Latest update November 19th, 2024 1:00 AM
Jul 22, 2011 News
… AFC votes against amendment
In the midst of a storm of controversy, parliament has passed an amendment to the National Registration Act.
On Monday, last, the Guyana Elections Commission (GECOM) took a decision to reopen the Claims and Objection period for 13 more days effective Monday next. The decision was handed down after a special meeting of the Commissioners, but even they were divided on the issue with the final vote being 3-2 in favour of reopening.
The dissension around the reopening continued yesterday in the National Assembly, as the house suspended the standing orders to call for the second reading and the remaining stages before passing the amendment all in one session.
The Alliance for Change (AFC) MPs openly opposed the Bill, calling for a division in order to have the record reflect their opposition, while the People’s National Congress Reform (PNCR) chose to support the Government’s position. The final vote on the passing of the Amendment was 5 members against, with 44 in support of the motion.
After the decision of the commission was handed down on Monday, the Attorney General’s office drafted the amendment legislation on Tuesday and the proposed amendment was sent to members of the House on Wednesday. Yesterday in the National Assembly the Amendment was passed. As such, Monday next, July 25, will see the GECOM claims and objections period reopening for 13 days, giving persons who have not had a chance to register in the previous exercises the opportunity to do so.
Even before the decision was taken by the Commission, the reopening has been a contentious issue. The PNCR, the Alliance for Change and the Working People’s Alliance expressed their concerns to the chairman of GECOM, Dr. Steve Surujbally, in a letter saying that “The need to re-open another round of the Claims and Objections is pregnant with the possibility of irreparable danger to the integrity of the final voters’ list.”
Yesterday in Parliament, Minister of Home Affairs Clement Rohee, who tabled the amendment, stated that the changes made to the bill arose out of the necessity for GECOM to include the names of those persons who, up until now, have been unable to get registered. He highlighted that there were several thousand people who are currently unregistered, and that it was of interest to all the major political parties to “have as many persons as possible registered to vote.”
Rohee pointed out that this amendment specifically caters for people who were unable to register due to a lack of source documents through no fault of their own.
Considering that his Ministry has oversight of the General Registrar’s Office (GRO), which is responsible for issuing the requisite source documents, Rohee also argued that “… persons are seeking to cast blame in some direction; to claim that some institution of the state was not fully geared and prepared to ensure that persons did not have their source documents.”

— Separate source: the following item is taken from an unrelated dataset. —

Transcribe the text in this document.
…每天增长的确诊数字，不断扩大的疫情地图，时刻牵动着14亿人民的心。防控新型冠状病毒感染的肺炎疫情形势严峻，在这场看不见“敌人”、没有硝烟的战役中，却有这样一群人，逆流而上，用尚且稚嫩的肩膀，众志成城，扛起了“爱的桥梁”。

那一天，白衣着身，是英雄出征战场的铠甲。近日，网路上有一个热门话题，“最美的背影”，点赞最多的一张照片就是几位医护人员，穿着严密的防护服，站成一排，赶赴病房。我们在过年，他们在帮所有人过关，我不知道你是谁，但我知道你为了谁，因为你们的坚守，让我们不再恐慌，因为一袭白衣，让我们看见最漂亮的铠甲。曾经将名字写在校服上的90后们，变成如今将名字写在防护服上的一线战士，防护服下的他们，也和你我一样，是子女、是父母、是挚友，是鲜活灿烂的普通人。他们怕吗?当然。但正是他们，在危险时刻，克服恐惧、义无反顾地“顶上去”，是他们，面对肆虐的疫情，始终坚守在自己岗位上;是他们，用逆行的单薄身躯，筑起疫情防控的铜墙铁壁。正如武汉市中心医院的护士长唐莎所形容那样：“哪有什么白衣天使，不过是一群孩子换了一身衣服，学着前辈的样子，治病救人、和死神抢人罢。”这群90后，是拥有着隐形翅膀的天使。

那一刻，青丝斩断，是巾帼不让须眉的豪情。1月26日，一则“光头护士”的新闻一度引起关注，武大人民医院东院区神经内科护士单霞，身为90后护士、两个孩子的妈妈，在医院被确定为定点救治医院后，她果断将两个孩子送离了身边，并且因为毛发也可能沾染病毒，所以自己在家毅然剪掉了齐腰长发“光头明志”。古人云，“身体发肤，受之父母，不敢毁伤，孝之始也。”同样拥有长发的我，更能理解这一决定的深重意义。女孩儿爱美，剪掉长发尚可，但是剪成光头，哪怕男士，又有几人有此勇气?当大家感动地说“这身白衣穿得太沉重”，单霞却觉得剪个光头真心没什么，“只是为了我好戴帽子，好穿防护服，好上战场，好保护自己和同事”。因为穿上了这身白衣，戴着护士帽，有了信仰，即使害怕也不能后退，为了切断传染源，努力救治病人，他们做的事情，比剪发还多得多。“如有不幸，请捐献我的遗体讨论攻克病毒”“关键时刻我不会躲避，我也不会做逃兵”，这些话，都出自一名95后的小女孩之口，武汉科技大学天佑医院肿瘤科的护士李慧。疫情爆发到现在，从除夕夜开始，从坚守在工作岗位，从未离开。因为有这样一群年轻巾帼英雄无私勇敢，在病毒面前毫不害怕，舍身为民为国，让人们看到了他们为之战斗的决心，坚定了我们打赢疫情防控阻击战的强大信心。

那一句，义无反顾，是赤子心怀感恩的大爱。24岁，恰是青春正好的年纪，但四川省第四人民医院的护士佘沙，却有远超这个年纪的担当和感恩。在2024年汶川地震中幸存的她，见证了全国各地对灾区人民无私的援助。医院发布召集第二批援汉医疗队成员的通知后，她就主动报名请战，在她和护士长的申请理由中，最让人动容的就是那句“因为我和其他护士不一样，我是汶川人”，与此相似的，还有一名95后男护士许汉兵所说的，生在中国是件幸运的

He said that the heart of the matter is that there are six to seven thousand persons out there who do not have source documents that need to get source documents in their hands. Rohee later admitted that GECOM did approach the Ministry of Home Affairs to argue the case for a special arrangement to be put in place to facilitate the process. He argued, however, that GECOM is an independent body, and that there is no way a Government agency could become a department of GECOM, yet that was exactly what the commission was asking.
The only voice of open dissension to the amendment was the AFC. Khemraj Ramjattan, its Presidential Candidate, spoke of the Government’s “new found love for enfranchising those who absolutely did not either take care after a three-year period of getting registered or probably for some other reason or consideration simply did not want to get registered.”
He raised the issue of why it could not have been done earlier, and asked why it was not called for in March and February, but was suddenly of such import at the eleventh hour. He pointed out that 13 days does not necessarily mean that it will be the length of the elections. The exercise, he pointed out, would call for a host of other activities which meant that the constitutional deadline of December 28, 2011, was not going to be met. An idea, he noted, that even the GECOM commissioners were worried about. He said that the Bill was “fraught with danger to the extent that it cannot be supported at all by the Alliance for Change.”
Leader of the PNCR, Robert Corbin, argued that it was a certainty that the amendment would have been passed and he did not seek to comment on the procedure or the fact that the Bill is needed. His only bone of contention was that there was no consultation with the opposition by the Government.
Corbin moved to have the amendment changed to reflect that the clause would stand “for the specific preparation of the 2011 Official List of Electors for the 2011 General and Regional Elections” and to include a sub-clause that calls for the Commission to provide names of electors registered subsequent to the enactment of the amendment to political parties.